We go back to the data and see that we can disaggregate the overall trend in unhappiness and compute it separately for two of the four sub-populations: the “red” population (which is the majority) and “blue” population (which is one of three minorities).

This leaves us with four summary statistics. Let’s switch to random forests for this, maybe using the “quick and dirty” option to run it quickly:

cv_rf<-cross_validate_random_forest(shelling,ngroup=5, fast=TRUE,
                                     parameter_colnames = 
                                       c("density","radiusNeighborhood","X..similar.wanted"),
                                     summary_statistics_colnames =
                                       c("trend.percent.unhappy",
                                         ##new summary statistics here:
                                         "trend.percent.unhappy.Red",
                                         "trend.percent.unhappy.Blue",
                                         "trend.percent.similar"))

cv_rf$performance
#>            density radiusNeighborhood  X..similar.wanted 
#>          0.3822976          0.5624102          0.8088432

That performance is much better, particularly for “% of similarity wanted”! And the visuals confirm it.
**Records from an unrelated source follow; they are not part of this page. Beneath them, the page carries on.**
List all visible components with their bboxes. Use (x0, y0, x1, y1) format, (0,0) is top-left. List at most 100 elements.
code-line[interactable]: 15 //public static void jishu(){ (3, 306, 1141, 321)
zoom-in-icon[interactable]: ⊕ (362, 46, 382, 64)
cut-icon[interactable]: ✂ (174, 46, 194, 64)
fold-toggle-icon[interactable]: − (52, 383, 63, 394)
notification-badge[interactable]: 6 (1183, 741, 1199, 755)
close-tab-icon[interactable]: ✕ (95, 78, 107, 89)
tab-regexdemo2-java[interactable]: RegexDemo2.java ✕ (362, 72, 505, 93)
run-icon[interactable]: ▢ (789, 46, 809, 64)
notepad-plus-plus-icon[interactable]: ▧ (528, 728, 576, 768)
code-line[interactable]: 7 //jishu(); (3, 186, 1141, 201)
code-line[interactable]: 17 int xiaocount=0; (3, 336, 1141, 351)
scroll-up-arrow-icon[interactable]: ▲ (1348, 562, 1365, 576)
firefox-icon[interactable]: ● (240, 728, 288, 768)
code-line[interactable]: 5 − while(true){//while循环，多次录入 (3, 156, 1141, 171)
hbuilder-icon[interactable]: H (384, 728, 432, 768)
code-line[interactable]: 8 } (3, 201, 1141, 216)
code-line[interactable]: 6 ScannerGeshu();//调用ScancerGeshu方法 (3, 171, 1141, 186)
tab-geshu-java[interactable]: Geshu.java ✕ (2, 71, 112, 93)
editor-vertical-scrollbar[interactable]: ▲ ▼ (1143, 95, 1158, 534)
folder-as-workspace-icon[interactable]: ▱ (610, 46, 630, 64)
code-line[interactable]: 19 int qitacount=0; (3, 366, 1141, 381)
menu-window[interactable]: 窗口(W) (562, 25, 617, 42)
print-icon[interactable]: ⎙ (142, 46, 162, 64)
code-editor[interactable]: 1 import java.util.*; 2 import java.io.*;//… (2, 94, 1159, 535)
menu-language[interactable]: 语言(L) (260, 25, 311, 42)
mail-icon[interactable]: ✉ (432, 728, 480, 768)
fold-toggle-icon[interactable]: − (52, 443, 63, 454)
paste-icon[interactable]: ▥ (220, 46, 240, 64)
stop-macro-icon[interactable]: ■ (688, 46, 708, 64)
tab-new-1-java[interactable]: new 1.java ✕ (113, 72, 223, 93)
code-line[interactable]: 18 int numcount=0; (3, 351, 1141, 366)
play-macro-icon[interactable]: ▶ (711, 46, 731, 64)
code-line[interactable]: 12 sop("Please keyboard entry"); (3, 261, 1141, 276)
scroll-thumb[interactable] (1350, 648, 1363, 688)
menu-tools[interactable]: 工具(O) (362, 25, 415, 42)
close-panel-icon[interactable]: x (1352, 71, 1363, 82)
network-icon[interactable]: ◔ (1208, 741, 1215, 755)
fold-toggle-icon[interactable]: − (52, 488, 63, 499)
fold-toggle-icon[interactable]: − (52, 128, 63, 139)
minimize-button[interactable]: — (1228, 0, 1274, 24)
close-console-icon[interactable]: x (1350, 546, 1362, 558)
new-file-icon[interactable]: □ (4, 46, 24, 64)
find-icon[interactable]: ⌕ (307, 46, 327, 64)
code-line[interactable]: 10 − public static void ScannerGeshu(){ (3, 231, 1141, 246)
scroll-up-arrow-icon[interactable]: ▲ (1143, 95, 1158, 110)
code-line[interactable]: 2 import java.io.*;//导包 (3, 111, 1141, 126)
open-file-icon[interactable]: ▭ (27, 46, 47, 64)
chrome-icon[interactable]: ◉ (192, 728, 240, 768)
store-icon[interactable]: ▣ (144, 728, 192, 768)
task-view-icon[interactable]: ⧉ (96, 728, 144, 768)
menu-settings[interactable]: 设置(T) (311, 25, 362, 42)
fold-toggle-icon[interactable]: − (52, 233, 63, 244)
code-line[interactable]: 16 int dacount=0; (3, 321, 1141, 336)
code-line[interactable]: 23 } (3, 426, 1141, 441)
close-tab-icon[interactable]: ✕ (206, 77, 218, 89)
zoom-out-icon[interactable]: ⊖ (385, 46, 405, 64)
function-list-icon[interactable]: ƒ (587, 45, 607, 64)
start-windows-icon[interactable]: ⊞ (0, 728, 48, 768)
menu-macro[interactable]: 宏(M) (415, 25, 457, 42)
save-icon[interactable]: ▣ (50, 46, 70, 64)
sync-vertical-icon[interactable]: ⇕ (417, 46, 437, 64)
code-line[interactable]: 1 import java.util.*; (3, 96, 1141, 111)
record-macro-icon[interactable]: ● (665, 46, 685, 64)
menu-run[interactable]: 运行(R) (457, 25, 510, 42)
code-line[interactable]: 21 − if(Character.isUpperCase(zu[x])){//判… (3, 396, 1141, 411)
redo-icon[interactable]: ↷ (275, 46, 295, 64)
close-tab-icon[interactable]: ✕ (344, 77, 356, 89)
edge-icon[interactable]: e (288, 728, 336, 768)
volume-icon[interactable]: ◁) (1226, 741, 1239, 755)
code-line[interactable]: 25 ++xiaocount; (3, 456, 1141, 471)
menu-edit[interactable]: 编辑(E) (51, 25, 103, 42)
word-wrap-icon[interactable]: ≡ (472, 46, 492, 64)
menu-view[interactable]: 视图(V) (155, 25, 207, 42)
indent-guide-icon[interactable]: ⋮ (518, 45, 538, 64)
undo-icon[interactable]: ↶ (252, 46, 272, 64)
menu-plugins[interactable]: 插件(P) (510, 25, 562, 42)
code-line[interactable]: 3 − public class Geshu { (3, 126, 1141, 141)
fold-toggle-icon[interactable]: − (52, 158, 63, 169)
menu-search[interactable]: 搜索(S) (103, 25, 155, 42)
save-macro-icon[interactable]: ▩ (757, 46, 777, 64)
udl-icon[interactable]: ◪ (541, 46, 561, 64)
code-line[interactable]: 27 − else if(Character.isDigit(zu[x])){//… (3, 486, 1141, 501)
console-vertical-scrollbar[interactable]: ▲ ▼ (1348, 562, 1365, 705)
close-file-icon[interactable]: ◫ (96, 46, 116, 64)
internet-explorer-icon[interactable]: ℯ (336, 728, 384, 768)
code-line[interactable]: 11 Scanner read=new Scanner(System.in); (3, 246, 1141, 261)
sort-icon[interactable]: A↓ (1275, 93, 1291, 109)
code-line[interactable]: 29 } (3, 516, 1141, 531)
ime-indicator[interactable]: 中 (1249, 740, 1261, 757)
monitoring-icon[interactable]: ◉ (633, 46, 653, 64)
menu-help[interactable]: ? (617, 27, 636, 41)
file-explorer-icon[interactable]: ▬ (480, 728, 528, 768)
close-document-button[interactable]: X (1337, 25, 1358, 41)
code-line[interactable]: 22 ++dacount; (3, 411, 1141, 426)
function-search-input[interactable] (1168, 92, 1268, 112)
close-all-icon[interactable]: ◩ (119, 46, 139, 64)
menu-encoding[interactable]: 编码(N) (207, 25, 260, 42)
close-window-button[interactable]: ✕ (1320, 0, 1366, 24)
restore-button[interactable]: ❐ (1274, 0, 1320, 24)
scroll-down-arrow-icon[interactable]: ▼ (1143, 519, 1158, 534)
cv_rf %>% plot_confidence_intervals() + theme_minimal(20)

cv_rf %>% plot_point_prediction_quality() 

Now we can estimate!

So now that we have some confidence in the estimation capability of the model given the data we have, we can plug in the “real” values. We bring out

estimation<-fit_random_forest(training_runs = shelling, fast=TRUE,
                              target_runs = 
                                ### pluggin in the "real" data:
                                c(
                                  -0.02,
                                  -0.05,
                                  -0.02,
                                  0.1),
                              parameter_colnames = c("density","radiusNeighborhood","X..similar.wanted"),
                              summary_statistics_colnames =
                                c("trend.percent.unhappy",
                                  ##new summary statistics here:
                                  "trend.percent.unhappy.Red",
                                  "trend.percent.unhappy.Blue",
                                  "trend.percent.similar"))
tidy_up_estimation(estimation) %>% knitr::kable()
run variable estimate higher_bound lower_bound real
1 density 66.79780 84.045475 48.779854 NA
1 radiusNeighborhood 1.97510 3.284475 1.013845 NA
1 X..similar.wanted 62.32203 69.439441 55.278477 NA

So it is still quite difficult to get neighborhood and density narrowed down but at least we know that “% of similarity wanted” is somewhere between 55% and 69%; the scientific proof that people are quite racist. Time to tweet the results and harvest the likes.

What next?

Well, this really depends. We now have a parametrized model, we could go back to the simulator, plug in the parameters check its dynamics and compute alternative histories, policies and so on.
It might be that it’s imperative to get the radiusNeighborhood right, at which point we need to come back here and try to narrow down its range and improve its performance. But at least this package can help.